It took Sarah Josepha Hale, the same woman who wrote the nursery rhyme “Mary Had a Little Lamb,” 36 years of campaigning to get Thanksgiving made into a national holiday, which President Abraham Lincoln did in 1863. Now, people all across the country celebrate the pilgrims’ bountiful 1621 harvest, eating an average of 51 million turkeys each Thanksgiving. It’s such a popular national holiday that the U.S. spends about $2.375 billion on Thanksgiving dinner food, which averages out to about $54.18 per household. Over the entire holiday weekend, an average U.S. household will spend about $302.
Unfortunately, however, not everyone gets to celebrate. One in eight people in Vermont actually struggles with hunger; others may be forced during colder months to choose between feeding their families and heating their homes, since heating costs can amount to as much as 50 percent of household energy costs.
How can you help?
“Volunteering is always a good thing,” says Jennifer Yakunovich, service director of the Rutland County Women’s Network and Shelter. “Sometimes, particularly for non-profit organizations, money is limited, and resources are limited. Even just a few hours a week are incredibly helpful.”
A donation of time is one of the simplest and most valuable donations a person can make, and it doesn’t even have to be spent working. Simply spending time with people who are alone on the holiday can be enough to help.
“Visit a nursing home, or a veteran’s home, or give someone some company,” suggests Chris Morgan, executive director of the Dodge House. “Invite someone to dinner that you know would otherwise spend some time alone. Maybe there’s someone in your community or neighborhood who would otherwise spend Thanksgiving alone. Including people that are less fortunate in our blessings makes a big difference.”
Because many people decide to offer their time during the holidays, however, Yakunovich advises anyone considering volunteering at a service to “make a phone call ahead of time if you’re looking to help an organization.”
Calling a service ahead of time is also a good idea, she notes, for anyone looking to make a donation of food and clothing. This way, people can learn what particular items are needed by the organization. The Rutland County Women’s Network and Shelter, for example, can always use paper goods and toiletries.

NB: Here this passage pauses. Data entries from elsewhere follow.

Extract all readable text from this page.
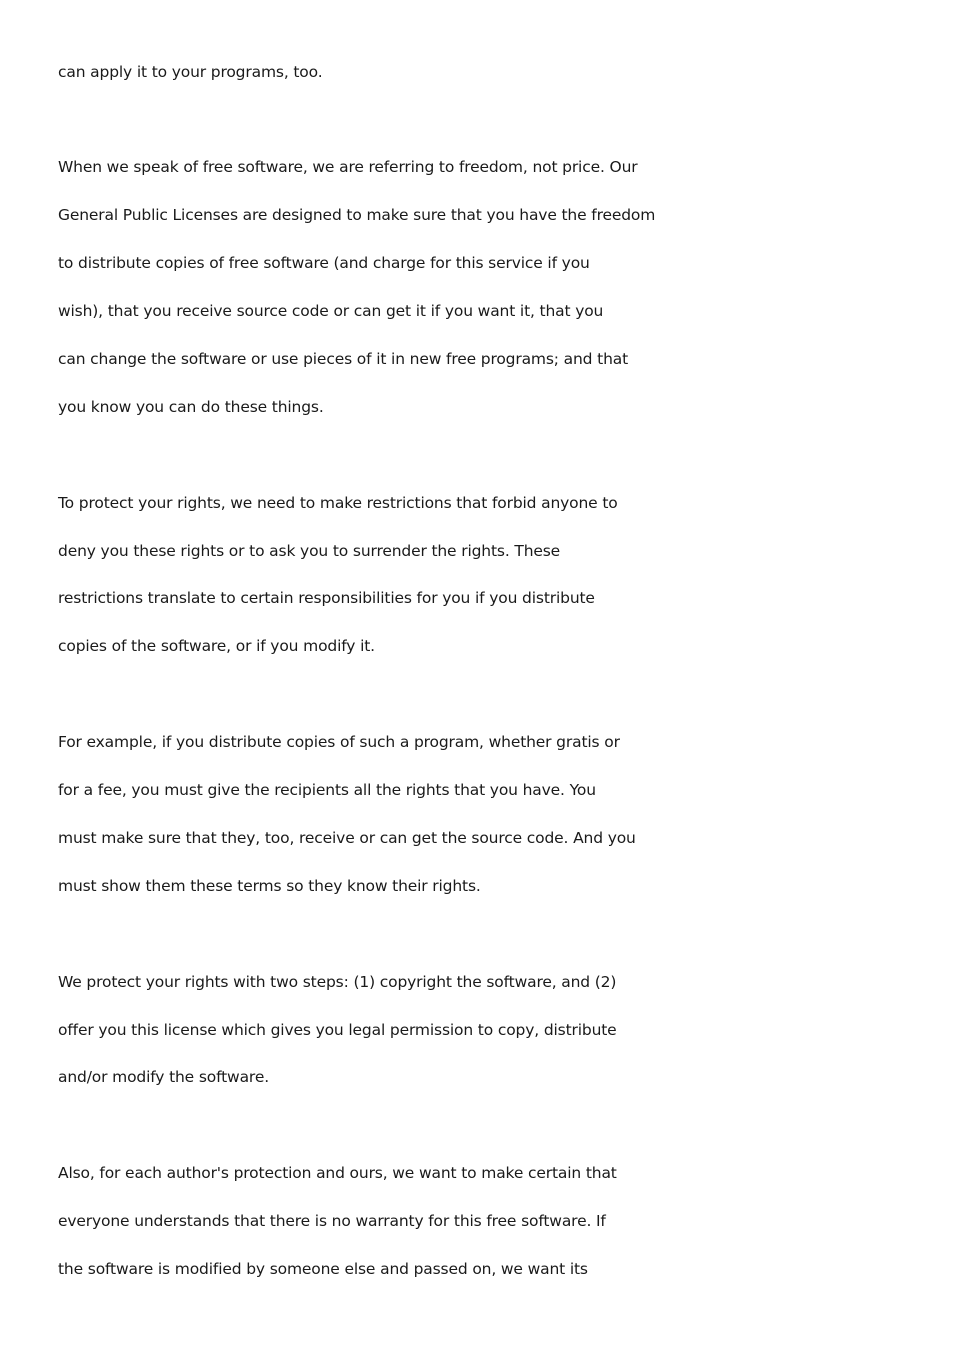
can apply it to your programs, too.

When we speak of free software, we are referring to freedom, not price. Our

General Public Licenses are designed to make sure that you have the freedom

to distribute copies of free software (and charge for this service if you

wish), that you receive source code or can get it if you want it, that you

can change the software or use pieces of it in new free programs; and that

you know you can do these things.

To protect your rights, we need to make restrictions that forbid anyone to

deny you these rights or to ask you to surrender the rights. These

restrictions translate to certain responsibilities for you if you distribute

copies of the software, or if you modify it.

For example, if you distribute copies of such a program, whether gratis or

for a fee, you must give the recipients all the rights that you have. You

must make sure that they, too, receive or can get the source code. And you

must show them these terms so they know their rights.

We protect your rights with two steps: (1) copyright the software, and (2)

offer you this license which gives you legal permission to copy, distribute

and/or modify the software.

Also, for each author's protection and ours, we want to make certain that

everyone understands that there is no warranty for this free software. If

the software is modified by someone else and passed on, we want its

Material donations may actually be the preferable option this year, as some charities aren’t getting as many donations as they need. For the first time in over 10 years, no one donated turkeys in early November to the Open Door Mission, one of Rutland’s only homeless shelters.
They are starting to get some now, but Tammy Duclos, the Open Door Mission’s assistant director and director of veteran affairs, explains that it’s not enough. Turkey is one of the main ways they provide protein in their everyday meals, so they’ve had to use turkeys that would normally be cooked for Thanksgiving to provide the people staying there — over 80 percent of whom are veterans — with a hot meal.
Monetary donations are another great way to help out, too. As Yakunovich explains, “Non-profits are always searching for more money. Demands on social services are always high, particularly around this time of year. A check of any amount — big or small — is always helpful.”
And of course, one of the simplest — and most important — donations one can make is the gift of inclusion.
As Morgan explains, including those who’d otherwise spend the holiday alone “kind of reminds me what the holiday is about. I’m grateful I’m here. It gives folks a sense of community, rather than being shut in by themselves. Not all people are into the holidays. Some of them would just let them go by unnoticed. When they’re included, they might feel differently about it.”